An FDA-approved drug can reverse an ionic imbalance in neurons that leads to hyper-excitability in mice modeling an autism-related genetic disorder, according to a Northwestern Medicine study published in Molecular Psychiatry.
These findings suggest that the sensory hypersensitivity experienced by patients with Fragile X syndrome, a syndromic autism, may be caused by elevated intracellular chloride in neurons during early development, according to Anis Contractor, PhD, professor of Physiology and senior author of the study.
“Some children with Fragile X syndrome or autism have changes in sensory processing, similar to the mouse model,” Contractor said. “The mouse models give us a window into the human disorder. Although mouse brain development is not a completely faithful model of humans, there certainly are parallels.”
While most genetic mutations that cause autism are very rare — and most cases of autism spectrum disorder are not linked to a genetic cause — children with Fragile X syndrome have a well-defined mutation in a gene on the X chromosome, so Fragile X syndrome is used as a laboratory model for certain aspects of autism, including sensory hypersensitivity.
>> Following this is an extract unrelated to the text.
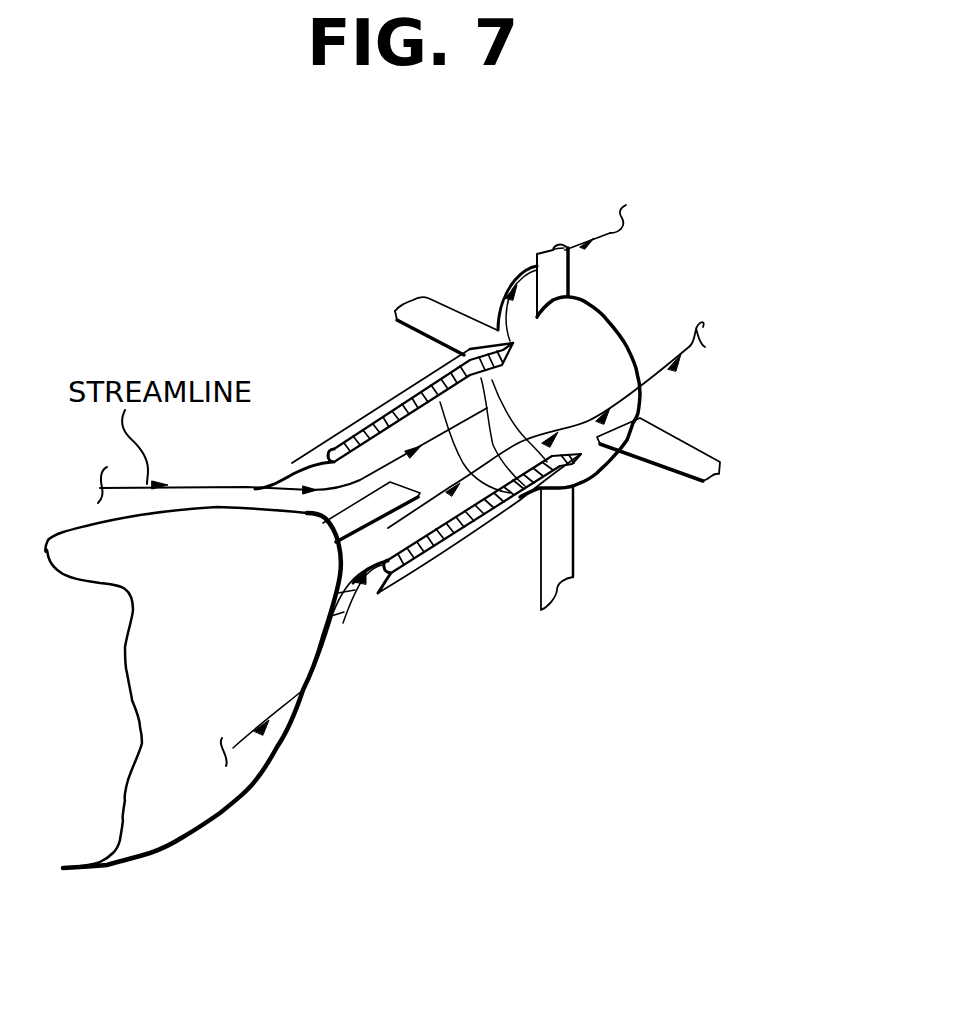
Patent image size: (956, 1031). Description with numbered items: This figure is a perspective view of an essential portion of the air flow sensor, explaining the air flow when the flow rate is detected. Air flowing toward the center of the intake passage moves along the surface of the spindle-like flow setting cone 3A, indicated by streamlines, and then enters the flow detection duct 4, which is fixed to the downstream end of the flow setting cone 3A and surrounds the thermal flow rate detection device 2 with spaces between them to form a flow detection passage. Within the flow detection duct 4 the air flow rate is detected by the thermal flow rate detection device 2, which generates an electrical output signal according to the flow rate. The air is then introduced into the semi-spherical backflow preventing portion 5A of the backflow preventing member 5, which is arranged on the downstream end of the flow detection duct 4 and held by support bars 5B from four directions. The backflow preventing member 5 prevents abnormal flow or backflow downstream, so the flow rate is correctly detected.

“A lot of patients don’t like loud sounds or don’t like to be touched,” Contractor said. “When I talk to parents of children with Fragile X, some tell me these sensory issues lead to many other problems, because the kids are withdrawn or socially isolated.”
Prior studies in Contractor’s lab established the role of intracellular chloride in certain symptoms of Fragile X syndrome: While it is important for neurotransmitter signaling, high chloride concentration in neural cells can also cause abnormal excitation, shifting the timing of important developmental critical periods.
These critical periods are phases of early brain development where essential neural circuitry is formed; shifting them earlier or later affects how the brain is wired, as can be seen in the sensory cortex of mouse models. In normal mice, activity in a single whisker activates a single cluster of cells, relaying information about the force and direction in which the whisker was moved.
However, in mice with Fragile X syndrome, activity from a single whisker activates multiple clusters of cells, creating hyper-excitability.
“The activity bleeds to other clusters of cells, activating more cells than it normally would,” he said.
To investigate if this hyper-excitability could be reversed, Contractor and his colleagues treated mice for two weeks after birth with bumetanide, a drug originally used for hypertension.
“It’s actually not used very much anymore, because there are better drugs on the market now. But in addition to its effect on blood pressure it can affect neuronal chloride transporters and the influx of chloride into the cell,” Contractor said.
In mice with the Fragile X mutation, Contractor found it returned the concentration of intracellular chloride back to normal in neurons, shifting the critical periods back to their correct timing and leading to more typical synapse development.
“We found that if we gave this drug early in development, it not only corrected the development of synapses during the early critical period, it also corrected the sensory problems we saw in adult mice,” Contractor said. “It is possible that correcting chloride or correcting neurotransmitter signaling in humans could also have the same effect.”
In fact, a high concentration of intracellular chloride could be associated with a variety of developmental disorders, not just Fragile X syndrome and autism, according to Contractor.
“We think it actually might be a more general mechanism, it’s been shown to play a role in Down syndrome and childhood epilepsies as well,” Contractor said. “People are interested in this chloride mechanism in a whole host of neurodevelopmental disorders.”
Contractor is also a professor in the Department of Neurobiology in the Weinberg College of Arts and Sciences. Qionger He, PhD, a former postdoctoral fellow in Contractor’s laboratory, was first author of the study. Feinberg co-authors include Jeffrey Savas, PhD, assistant professor in the Ken & Ruth Davee Department of Neurology and of Medicine and Pharmacology, Sam Smukowski, staff member in the Savas Laboratory and Jian Xu, PhD, research assistant professor of Physiology.
The authors also collaborated with Carlos Portera-Cailliau, MD, PhD, associate professor of Neurology at the University of Southern California-Los Angeles, and other members of his research group.